5. One interesting observation in Figure 1 is that the difference between different exchangeabilities diminishes at higher entropies (i.e., all curves coincide). This suggests that at low sequence entropies either (i) the natural sequences tend to have more neutral substitutions or (ii) more mutations are under selection. Perhaps the authors can elaborate on this point.

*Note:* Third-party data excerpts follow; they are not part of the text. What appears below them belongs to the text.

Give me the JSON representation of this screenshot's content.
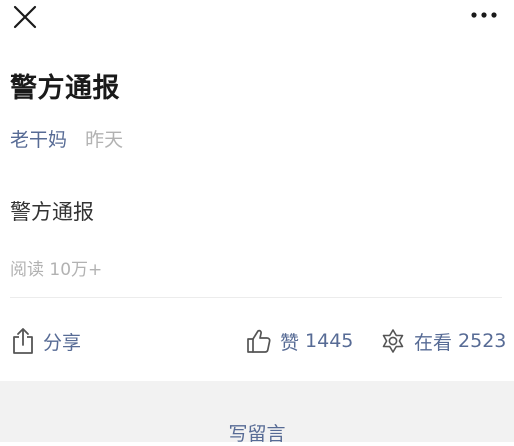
{
  "topbar": {
    "close_icon": "close-icon",
    "more_icon": "more-icon"
  },
  "article": {
    "title": "警方通报",
    "author": "老干妈",
    "date": "昨天",
    "body": "警方通报",
    "read_count": "阅读 10万+"
  },
  "actions": {
    "share_label": "分享",
    "like_label": "赞",
    "like_count": "1445",
    "wow_label": "在看",
    "wow_count": "2523"
  },
  "comment": {
    "write_label": "写留言"
  },
  "colors": {
    "link": "#576b95",
    "muted": "#b2b2b2",
    "text": "#1a1a1a",
    "bottom_bg": "#f2f2f2"
  }
}
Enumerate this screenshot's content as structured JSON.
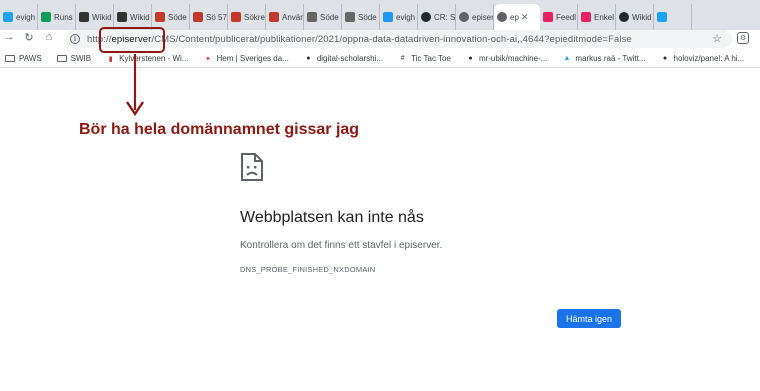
{
  "tabs": [
    {
      "label": "evigh",
      "icon": "twitter-icon",
      "color": "#1da1f2"
    },
    {
      "label": "Runs",
      "icon": "sheets-icon",
      "color": "#0f9d58"
    },
    {
      "label": "Wikid",
      "icon": "wikidata-icon",
      "color": "#333333"
    },
    {
      "label": "Wikid",
      "icon": "wikidata-icon",
      "color": "#333333"
    },
    {
      "label": "Söde",
      "icon": "kb-icon",
      "color": "#c0392b"
    },
    {
      "label": "Sö 57",
      "icon": "asterisk-icon",
      "color": "#c0392b"
    },
    {
      "label": "Sökre",
      "icon": "kb-icon",
      "color": "#c0392b"
    },
    {
      "label": "Använ",
      "icon": "kb-icon",
      "color": "#c0392b"
    },
    {
      "label": "Söde",
      "icon": "b-icon",
      "color": "#666666"
    },
    {
      "label": "Söde",
      "icon": "b-icon",
      "color": "#666666"
    },
    {
      "label": "evigh",
      "icon": "diamond-icon",
      "color": "#2196f3"
    },
    {
      "label": "CR: S",
      "icon": "github-icon",
      "color": "#24292e"
    },
    {
      "label": "episer",
      "icon": "globe-icon",
      "color": "#5f6368"
    },
    {
      "label": "ep",
      "icon": "globe-icon",
      "color": "#5f6368",
      "active": true
    },
    {
      "label": "Feedl",
      "icon": "pinwheel-icon",
      "color": "#e91e63"
    },
    {
      "label": "Enkel",
      "icon": "pinwheel-icon",
      "color": "#e91e63"
    },
    {
      "label": "Wikid",
      "icon": "github-icon",
      "color": "#24292e"
    },
    {
      "label": "",
      "icon": "twitter-icon",
      "color": "#1da1f2"
    }
  ],
  "active_tab_close": "✕",
  "url": {
    "scheme": "http://",
    "host": "episerver",
    "path": "/CMS/Content/publicerat/publikationer/2021/oppna-data-datadriven-innovation-och-ai,,4644?epieditmode=False"
  },
  "bookmarks": [
    {
      "label": "PAWS",
      "icon": "folder-icon"
    },
    {
      "label": "SWIB",
      "icon": "folder-icon"
    },
    {
      "label": "Kylverstenen - Wi...",
      "icon": "kb-icon"
    },
    {
      "label": "Hem | Sveriges da...",
      "icon": "pinwheel-icon"
    },
    {
      "label": "digital-scholarshi...",
      "icon": "github-icon"
    },
    {
      "label": "Tic Tac Toe",
      "icon": "tictactoe-icon"
    },
    {
      "label": "mr-ubik/machine-...",
      "icon": "github-icon"
    },
    {
      "label": "markus raä - Twitt...",
      "icon": "twitter-icon"
    },
    {
      "label": "holoviz/panel: A hi...",
      "icon": "github-icon"
    }
  ],
  "annotation": {
    "text": "Bör ha hela domännamnet gissar jag",
    "color": "#8b1a14"
  },
  "error": {
    "title": "Webbplatsen kan inte nås",
    "description": "Kontrollera om det finns ett stavfel i episerver.",
    "code": "DNS_PROBE_FINISHED_NXDOMAIN",
    "reload_label": "Hämta igen"
  },
  "colors": {
    "accent": "#1a73e8",
    "annotation": "#8b1a14"
  }
}
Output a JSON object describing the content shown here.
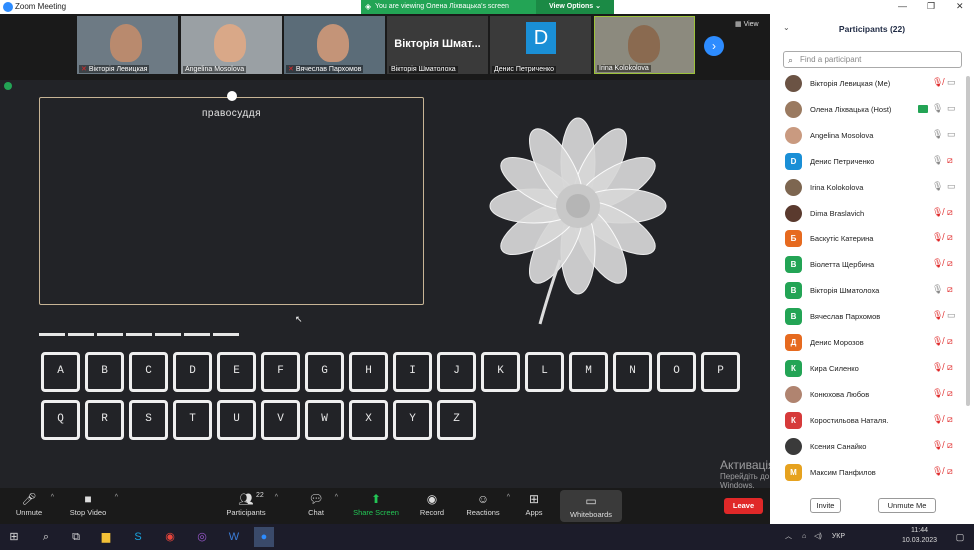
{
  "window": {
    "title": "Zoom Meeting"
  },
  "share_banner": {
    "text": "You are viewing Олена Ліхвацька's screen",
    "view_options": "View Options ⌄"
  },
  "gallery": {
    "view_label": "View",
    "tiles": [
      {
        "name": "Вікторія Левицкая",
        "muted": true,
        "type": "video"
      },
      {
        "name": "Angelina Mosolova",
        "muted": false,
        "type": "video"
      },
      {
        "name": "Вячеслав Пархомов",
        "muted": true,
        "type": "video"
      },
      {
        "name": "Вікторія Шматолоха",
        "muted": false,
        "type": "name",
        "big": "Вікторія Шмат..."
      },
      {
        "name": "Денис Петриченко",
        "muted": false,
        "type": "letter",
        "big": "D"
      },
      {
        "name": "Irina Kolokolova",
        "muted": false,
        "type": "video"
      }
    ]
  },
  "whiteboard": {
    "word": "правосуддя",
    "dash_count": 7,
    "row1": [
      "A",
      "B",
      "C",
      "D",
      "E",
      "F",
      "G",
      "H",
      "I",
      "J",
      "K",
      "L",
      "M",
      "N",
      "O",
      "P"
    ],
    "row2": [
      "Q",
      "R",
      "S",
      "T",
      "U",
      "V",
      "W",
      "X",
      "Y",
      "Z"
    ]
  },
  "toolbar": {
    "unmute": "Unmute",
    "stop_video": "Stop Video",
    "participants": "Participants",
    "participants_count": "22",
    "chat": "Chat",
    "share_screen": "Share Screen",
    "record": "Record",
    "reactions": "Reactions",
    "apps": "Apps",
    "whiteboards": "Whiteboards",
    "leave": "Leave"
  },
  "watermark": {
    "line1": "Активація Windows",
    "line2": "Перейдіть до розділу \"Настройки\", щоб активувати",
    "line3": "Windows."
  },
  "panel": {
    "title": "Participants (22)",
    "search_placeholder": "Find a participant",
    "participants": [
      {
        "name": "Вікторія Левицкая (Me)",
        "av": "photo",
        "color": "#6b5344",
        "letter": "",
        "mic": "muted",
        "cam": "on"
      },
      {
        "name": "Олена Ліхвацька (Host)",
        "av": "photo",
        "color": "#9a7a60",
        "letter": "",
        "mic": "sharing",
        "cam": "on"
      },
      {
        "name": "Angelina Mosolova",
        "av": "photo",
        "color": "#c99a80",
        "letter": "",
        "mic": "on",
        "cam": "on"
      },
      {
        "name": "Денис Петриченко",
        "av": "letter",
        "color": "#1a8fd6",
        "letter": "D",
        "mic": "on",
        "cam": "off"
      },
      {
        "name": "Irina Kolokolova",
        "av": "photo",
        "color": "#7d6650",
        "letter": "",
        "mic": "on",
        "cam": "on"
      },
      {
        "name": "Dima Braslavich",
        "av": "photo",
        "color": "#5a3a2e",
        "letter": "",
        "mic": "muted",
        "cam": "off"
      },
      {
        "name": "Баскутіс Катерина",
        "av": "letter",
        "color": "#e66a1f",
        "letter": "Б",
        "mic": "muted",
        "cam": "off"
      },
      {
        "name": "Віолетта Щербина",
        "av": "letter",
        "color": "#23a455",
        "letter": "В",
        "mic": "muted",
        "cam": "off"
      },
      {
        "name": "Вікторія Шматолоха",
        "av": "letter",
        "color": "#23a455",
        "letter": "В",
        "mic": "on",
        "cam": "off"
      },
      {
        "name": "Вячеслав Пархомов",
        "av": "letter",
        "color": "#23a455",
        "letter": "В",
        "mic": "muted",
        "cam": "on"
      },
      {
        "name": "Денис Морозов",
        "av": "letter",
        "color": "#e66a1f",
        "letter": "Д",
        "mic": "muted",
        "cam": "off"
      },
      {
        "name": "Кира Силенко",
        "av": "letter",
        "color": "#23a455",
        "letter": "К",
        "mic": "muted",
        "cam": "off"
      },
      {
        "name": "Конюхова Любов",
        "av": "photo",
        "color": "#b08470",
        "letter": "",
        "mic": "muted",
        "cam": "off"
      },
      {
        "name": "Коростильова Наталя.",
        "av": "letter",
        "color": "#d63a3a",
        "letter": "К",
        "mic": "muted",
        "cam": "off"
      },
      {
        "name": "Ксения Санайко",
        "av": "photo",
        "color": "#3a3a3a",
        "letter": "",
        "mic": "muted",
        "cam": "off"
      },
      {
        "name": "Максим Панфилов",
        "av": "letter",
        "color": "#e6a21f",
        "letter": "М",
        "mic": "muted",
        "cam": "off"
      }
    ],
    "invite": "Invite",
    "unmute_me": "Unmute Me"
  },
  "taskbar": {
    "lang": "УКР",
    "time": "11:44",
    "date": "10.03.2023"
  }
}
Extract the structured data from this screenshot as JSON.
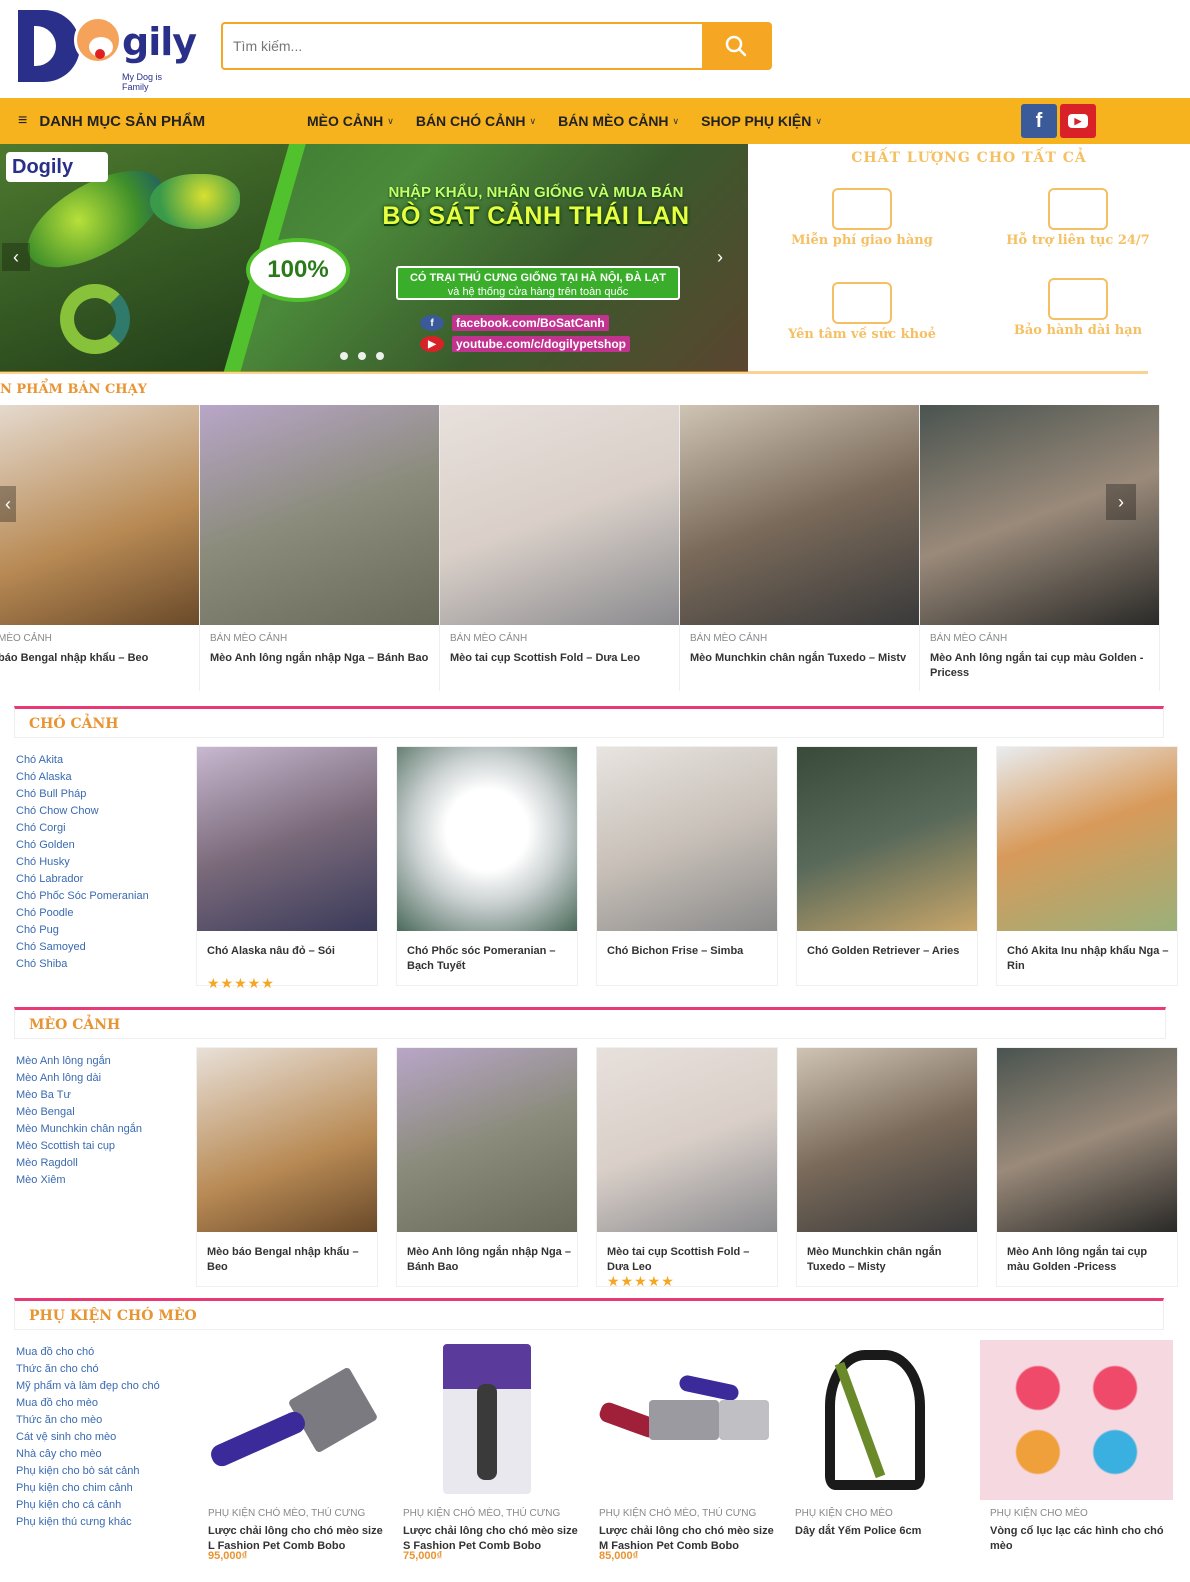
{
  "colors": {
    "accent": "#f7b31e",
    "section_title": "#e89432",
    "section_rule": "#e83a74",
    "link": "#3a6ab0",
    "brand": "#2a2f8a"
  },
  "logo": {
    "word": "gily",
    "tagline": "My Dog is Family"
  },
  "search": {
    "placeholder": "Tìm kiếm...",
    "icon": "search-icon"
  },
  "nav": {
    "category_label": "DANH MỤC SẢN PHẨM",
    "items": [
      {
        "label": "MÈO CẢNH"
      },
      {
        "label": "BÁN CHÓ CẢNH"
      },
      {
        "label": "BÁN MÈO CẢNH"
      },
      {
        "label": "SHOP PHỤ KIỆN"
      }
    ],
    "social": [
      {
        "icon": "facebook-icon",
        "glyph": "f"
      },
      {
        "icon": "youtube-icon",
        "glyph": "▶"
      }
    ]
  },
  "banner": {
    "logo": "Dogily",
    "line1": "NHẬP KHẨU, NHÂN GIỐNG VÀ MUA BÁN",
    "line2": "BÒ SÁT CẢNH THÁI LAN",
    "badge": "100%",
    "box_line1": "CÓ TRẠI THÚ CƯNG GIỐNG TẠI HÀ NỘI, ĐÀ LẠT",
    "box_line2": "và hệ thống cửa hàng trên toàn quốc",
    "facebook": "facebook.com/BoSatCanh",
    "youtube": "youtube.com/c/dogilypetshop",
    "slide_count": 3
  },
  "features": {
    "title": "CHẤT LƯỢNG CHO TẤT CẢ",
    "items": [
      {
        "label": "Miễn phí giao hàng",
        "icon": "rocket-icon"
      },
      {
        "label": "Hỗ trợ liên tục 24/7",
        "icon": "support-agent-icon"
      },
      {
        "label": "Yên tâm về sức khoẻ",
        "icon": "network-icon"
      },
      {
        "label": "Bảo hành dài hạn",
        "icon": "megaphone-icon"
      }
    ]
  },
  "best_sellers": {
    "title": "SẢN PHẨM BÁN CHẠY",
    "title_visible": "N PHẨM BÁN CHẠY",
    "items": [
      {
        "category": "MÈO CẢNH",
        "name": "báo Bengal nhập khẩu – Beo",
        "color": "#b88a54"
      },
      {
        "category": "BÁN MÈO CẢNH",
        "name": "Mèo Anh lông ngắn nhập Nga – Bánh Bao",
        "color": "#8a8b7a"
      },
      {
        "category": "BÁN MÈO CẢNH",
        "name": "Mèo tai cụp Scottish Fold – Dưa Leo",
        "color": "#d9cfc8"
      },
      {
        "category": "BÁN MÈO CẢNH",
        "name": "Mèo Munchkin chân ngắn Tuxedo – Mistv",
        "color": "#7a6a5a"
      },
      {
        "category": "BÁN MÈO CẢNH",
        "name": "Mèo Anh lông ngắn tai cụp màu Golden -Pricess",
        "color": "#9a8a7a"
      }
    ]
  },
  "dogs": {
    "title": "CHÓ CẢNH",
    "links": [
      "Chó Akita",
      "Chó Alaska",
      "Chó Bull Pháp",
      "Chó Chow Chow",
      "Chó Corgi",
      "Chó Golden",
      "Chó Husky",
      "Chó Labrador",
      "Chó Phốc Sóc Pomeranian",
      "Chó Poodle",
      "Chó Pug",
      "Chó Samoyed",
      "Chó Shiba"
    ],
    "products": [
      {
        "name": "Chó Alaska nâu đỏ – Sói",
        "stars": "★★★★★",
        "color": "#7a6a7a"
      },
      {
        "name": "Chó Phốc sóc Pomeranian – Bạch Tuyết",
        "stars": "",
        "color": "#c9cfd0"
      },
      {
        "name": "Chó Bichon Frise – Simba",
        "stars": "",
        "color": "#c8c0b8"
      },
      {
        "name": "Chó Golden Retriever – Aries",
        "stars": "",
        "color": "#5a6a5a"
      },
      {
        "name": "Chó Akita Inu nhập khẩu Nga – Rin",
        "stars": "",
        "color": "#9ab07a"
      }
    ]
  },
  "cats": {
    "title": "MÈO CẢNH",
    "links": [
      "Mèo Anh lông ngắn",
      "Mèo Anh lông dài",
      "Mèo Ba Tư",
      "Mèo Bengal",
      "Mèo Munchkin chân ngắn",
      "Mèo Scottish tai cụp",
      "Mèo Ragdoll",
      "Mèo Xiêm"
    ],
    "products": [
      {
        "name": "Mèo báo Bengal nhập khẩu – Beo",
        "stars": "",
        "color": "#b88a54"
      },
      {
        "name": "Mèo Anh lông ngắn nhập Nga – Bánh Bao",
        "stars": "",
        "color": "#8a8b7a"
      },
      {
        "name": "Mèo tai cụp Scottish Fold – Dưa Leo",
        "stars": "★★★★★",
        "color": "#d9cfc8"
      },
      {
        "name": "Mèo Munchkin chân ngắn Tuxedo – Misty",
        "stars": "",
        "color": "#7a6a5a"
      },
      {
        "name": "Mèo Anh lông ngắn tai cụp màu Golden -Pricess",
        "stars": "",
        "color": "#9a8a7a"
      }
    ]
  },
  "accessories": {
    "title": "PHỤ KIỆN CHÓ MÈO",
    "links": [
      "Mua đồ cho chó",
      "Thức ăn cho chó",
      "Mỹ phẩm và làm đẹp cho chó",
      "Mua đồ cho mèo",
      "Thức ăn cho mèo",
      "Cát vệ sinh cho mèo",
      "Nhà cây cho mèo",
      "Phụ kiện cho bò sát cảnh",
      "Phụ kiện cho chim cảnh",
      "Phụ kiện cho cá cảnh",
      "Phụ kiện thú cưng khác"
    ],
    "products": [
      {
        "category": "PHỤ KIỆN CHÓ MÈO, THÚ CƯNG",
        "name": "Lược chải lông cho chó mèo size L Fashion Pet Comb Bobo",
        "price": "95,000₫",
        "color": "#eceef6"
      },
      {
        "category": "PHỤ KIỆN CHÓ MÈO, THÚ CƯNG",
        "name": "Lược chải lông cho chó mèo size S Fashion Pet Comb Bobo",
        "price": "75,000₫",
        "color": "#ececf2"
      },
      {
        "category": "PHỤ KIỆN CHÓ MÈO, THÚ CƯNG",
        "name": "Lược chải lông cho chó mèo size M Fashion Pet Comb Bobo",
        "price": "85,000₫",
        "color": "#f2f2f4"
      },
      {
        "category": "PHỤ KIỆN CHO MÈO",
        "name": "Dây dắt Yếm Police 6cm",
        "price": "",
        "color": "#f4f4f0"
      },
      {
        "category": "PHỤ KIỆN CHO MÈO",
        "name": "Vòng cổ lục lạc các hình cho chó mèo",
        "price": "",
        "color": "#f6d8e0"
      }
    ]
  }
}
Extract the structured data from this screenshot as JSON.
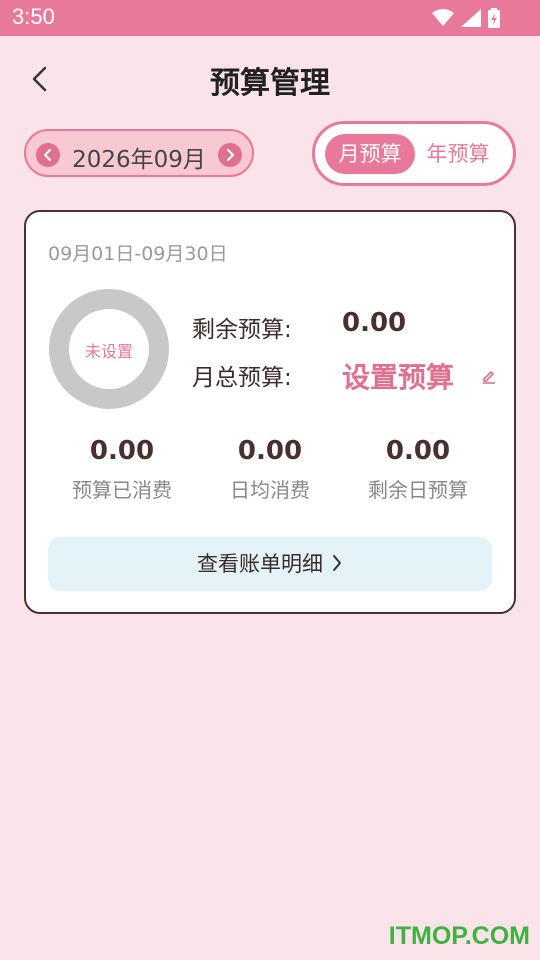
{
  "status_bar": {
    "time": "3:50"
  },
  "header": {
    "title": "预算管理"
  },
  "month_selector": {
    "label": "2026年09月"
  },
  "tabs": [
    {
      "label": "月预算",
      "active": true
    },
    {
      "label": "年预算",
      "active": false
    }
  ],
  "card": {
    "date_range": "09月01日-09月30日",
    "ring_label": "未设置",
    "remaining_label": "剩余预算:",
    "remaining_value": "0.00",
    "total_label": "月总预算:",
    "set_budget_label": "设置预算",
    "stats": [
      {
        "value": "0.00",
        "label": "预算已消费"
      },
      {
        "value": "0.00",
        "label": "日均消费"
      },
      {
        "value": "0.00",
        "label": "剩余日预算"
      }
    ],
    "detail_button": "查看账单明细"
  },
  "watermark": "ITMOP.COM",
  "colors": {
    "accent": "#e8799a",
    "background": "#fbe3ea",
    "ring": "#c8c8c8",
    "detail_button_bg": "#e3f3f8",
    "watermark": "#3fb23f"
  },
  "icons": [
    "wifi-icon",
    "signal-icon",
    "battery-icon",
    "back-arrow-icon",
    "chevron-left-icon",
    "chevron-right-icon",
    "edit-icon"
  ]
}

6. I might be wrong but I think the main determinant of the shape of site-specific sequence entropy versus hydrophobicity is the equilibrium probability of amino acids rather the hydrophobicity. At higher/lower per-site hydrophobicity we have more/ fewer mutations fixed. Therefore, the equilibrium distribution is shifted towards the extreme (i.e., one mutation with P=1 and hence entropy=0). I would like to see the same plot with varying charge or hydrophilicity.

7. With regards to the previous point, don’t the authors maximize the likelihood of the WT sequence as explained in Eq. 5, which already contains the background distribution Pa? If so, it should not be surprising that the maximum substitution rate, when the background is more hydrophobic, occur in sites that are more hydrophobic?
8. There are several instances where claims are made, but no data is referred:
*“The WT models show even better performance on several data sets (Arenas & Bastolla, In preparation).” (Page 3, line 32)
* “Thus, in theory, the WT model is more suited for short evolutionary divergences and MF model is more suited for long evolutionary divergences (Arenas & Bastolla, In preparation).” (Page 4, line 2)
In my opinion, these are very important and relevant claims, which require that either the data be included as supplementary figures or as an accompanying manuscript.
11) It is an important observation in their work that substitution rate Ri and sequence entropy do not correlate, which is in contrast to the more intuitive claim by (Halpern and Bruno 1998). Can the authors provide an explanation on why might this be the case?
12) Interestingly, the data in Fig 2 is only for one protein (PDB code 1PYL). Although, I do not challenge the claim that this is representative of “all of our data set.” I think the figure could be made stronger by showing for all 200+ proteins.

Minor points:
1) The manuscript can benefit if authors add a schema of the methods/models as Figure 1.
2) Also, the discussion is solely focused on the immediate consequences of the results (e.g., the effect of mutational bias on the substitution rate). As a matter of fact, sequence entropy is frequently used to detect selection in the evolution of influenza proteins such as haemagglutinin. I suggest authors comment on the applicability of their methods in a broader context.
3) In Figure 2, there is an overlap of white circles (<6 contacts) and black circles (6>= contacts) suggesting that some sites, despite having the same sequence entropy and less than 6 contacts evolve with a lower rate. Are these active site residues? It would be interesting to comment on these sites.
4) I could not access the GitHub page.